‘Sevgili Geçmiş’in bende ilk çağrışımı; ‘çok ses getiren bir roman adı gibi’ oldu. Yetimhanede büyüme ve evlatlık verilme hikayeleri, senaryo tarihinin önemli kaynaklarındandır. Müzik, tekrar ve melodiler tarihidir. Notaların yan yana gelişi ve kendi farklılığını ortaya çıkarması, yaratıcılık işidir. Senaryo da böyle... Cümlelerin birbiri ardına dizilişi, hikayenin samimiyetini ortaya koyar. Aynı konular, çok tekrar edilmiş de olabilir. Etrafımızda tanıdığımız böyle yaşanmışlıklar yok mu? ‘Sevgili Geçmiş’te, üç genç kadının geçmişlerinden bugüne bir yol çiziyor. Hikayenin bir amacı var; ‘Merak uyandırmak için elimden geleni yaparım, bu konuda kural tanımam. Reyting için gerekli kurallar neyse, onların peşinde koşarım. Zaman, mekan ve gerçeklik benim için önemli değil’...

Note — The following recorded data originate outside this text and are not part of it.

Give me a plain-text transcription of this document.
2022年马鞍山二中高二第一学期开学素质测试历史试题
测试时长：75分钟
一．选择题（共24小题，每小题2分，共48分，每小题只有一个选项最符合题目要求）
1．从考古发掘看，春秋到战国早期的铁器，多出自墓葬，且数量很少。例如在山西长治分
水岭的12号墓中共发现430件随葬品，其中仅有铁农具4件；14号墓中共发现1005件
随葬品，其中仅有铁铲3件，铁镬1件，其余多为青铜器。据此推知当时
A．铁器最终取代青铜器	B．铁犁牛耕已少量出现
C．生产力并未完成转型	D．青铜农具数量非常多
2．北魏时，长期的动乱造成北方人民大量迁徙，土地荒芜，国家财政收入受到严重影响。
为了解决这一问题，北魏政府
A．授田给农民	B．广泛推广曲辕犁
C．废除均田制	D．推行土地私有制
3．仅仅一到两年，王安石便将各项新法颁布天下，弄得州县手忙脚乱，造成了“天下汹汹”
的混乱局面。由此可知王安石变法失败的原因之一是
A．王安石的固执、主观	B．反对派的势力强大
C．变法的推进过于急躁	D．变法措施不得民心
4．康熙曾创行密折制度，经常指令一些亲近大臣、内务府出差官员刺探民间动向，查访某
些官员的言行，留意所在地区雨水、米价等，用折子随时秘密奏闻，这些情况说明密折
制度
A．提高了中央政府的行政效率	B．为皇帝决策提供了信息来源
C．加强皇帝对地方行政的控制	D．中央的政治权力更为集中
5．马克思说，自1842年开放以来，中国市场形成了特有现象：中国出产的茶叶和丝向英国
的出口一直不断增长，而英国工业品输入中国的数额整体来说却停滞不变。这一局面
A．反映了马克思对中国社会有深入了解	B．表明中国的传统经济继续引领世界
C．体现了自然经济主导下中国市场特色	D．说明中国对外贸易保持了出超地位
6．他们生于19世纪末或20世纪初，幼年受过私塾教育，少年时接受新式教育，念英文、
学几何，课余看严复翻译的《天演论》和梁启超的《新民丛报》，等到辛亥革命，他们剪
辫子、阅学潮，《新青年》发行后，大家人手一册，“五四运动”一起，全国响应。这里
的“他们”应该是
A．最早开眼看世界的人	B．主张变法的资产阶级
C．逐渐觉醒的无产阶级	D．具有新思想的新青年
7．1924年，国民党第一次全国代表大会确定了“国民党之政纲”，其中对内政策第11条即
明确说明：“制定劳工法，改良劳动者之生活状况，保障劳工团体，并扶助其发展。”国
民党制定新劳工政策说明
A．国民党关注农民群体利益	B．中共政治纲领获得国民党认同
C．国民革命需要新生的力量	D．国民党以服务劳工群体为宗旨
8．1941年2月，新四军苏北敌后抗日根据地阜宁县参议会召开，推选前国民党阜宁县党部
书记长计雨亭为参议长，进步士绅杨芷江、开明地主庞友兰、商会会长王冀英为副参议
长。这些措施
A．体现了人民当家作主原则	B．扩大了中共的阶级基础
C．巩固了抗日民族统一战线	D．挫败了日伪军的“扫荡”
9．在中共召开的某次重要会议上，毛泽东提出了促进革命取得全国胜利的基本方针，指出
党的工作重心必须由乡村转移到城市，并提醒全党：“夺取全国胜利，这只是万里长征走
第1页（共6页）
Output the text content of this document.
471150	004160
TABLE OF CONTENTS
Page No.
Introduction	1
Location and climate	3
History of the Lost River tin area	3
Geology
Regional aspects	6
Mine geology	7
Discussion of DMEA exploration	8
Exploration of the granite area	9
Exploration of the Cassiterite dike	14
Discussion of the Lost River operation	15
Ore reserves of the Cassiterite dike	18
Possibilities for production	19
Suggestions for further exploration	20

Dizide kadro olarak biraz dağınık bir seçim yapılmış. Oyunculuk iyi olmak zorunda değil, hikayenin sürükleyiciliği onları götürür iddiasında... Hangi oyuncunun sahnesinde durup, dinlenmeden izleme isteği oluştu? Derler ya, “Ağlamaklı bağırmalı sahneler bir oyunculuk gösterisidir” diye... Hangi oyuncunun sahnesi sizi etkiledi? İpek (Sevda Erginci) mi? Başrolde mesela... Çilem mi, (Elifcan Ongurlar) hangisi? Şahsen bu ‘yetim ve evlatlık’ listesinde Azra’nın (Özge Özacar) sahneleri bir nebze, izlenebilir kıvamda geldi bana. Yurdaer Okur’un sahnelerinin bir bölümde bitmesine karşın ve standart kötü rolleri oynamasına rağmen, ‘oyuncu’ olduğunu rahatlıkla hissettirdi. Hani, ‘sadece bu rolü yaparımın’ ötesinde diyeyim. ‘Sevgili Geçmiş’, gideceği kadar gider. Entrikalar ve ‘Ne olacak bu kadınlar?’ sorusunun izleyici nezninde merakı sürdüğü kadar...
Unutulmaz ikili olmuşlardı
‘Yasak Elma’nın çok sevilen ikilisi Onur Tuna ile Sevda Erginci’nin özeline bakalım. Erginci, ‘romantik ve sevimli birinden, acılar çekmiş genç kadına evriliyor. Daha ağır bir yük.. Şahsen böylesi fazla gelmiş gibi. Alıp götüremiyor. Onur Tuna ise ‘Mucize Doktor’da şimdilik oturmuş. Bu fark neden oluyor? Yönetmen faktörü mü? Sadece merak...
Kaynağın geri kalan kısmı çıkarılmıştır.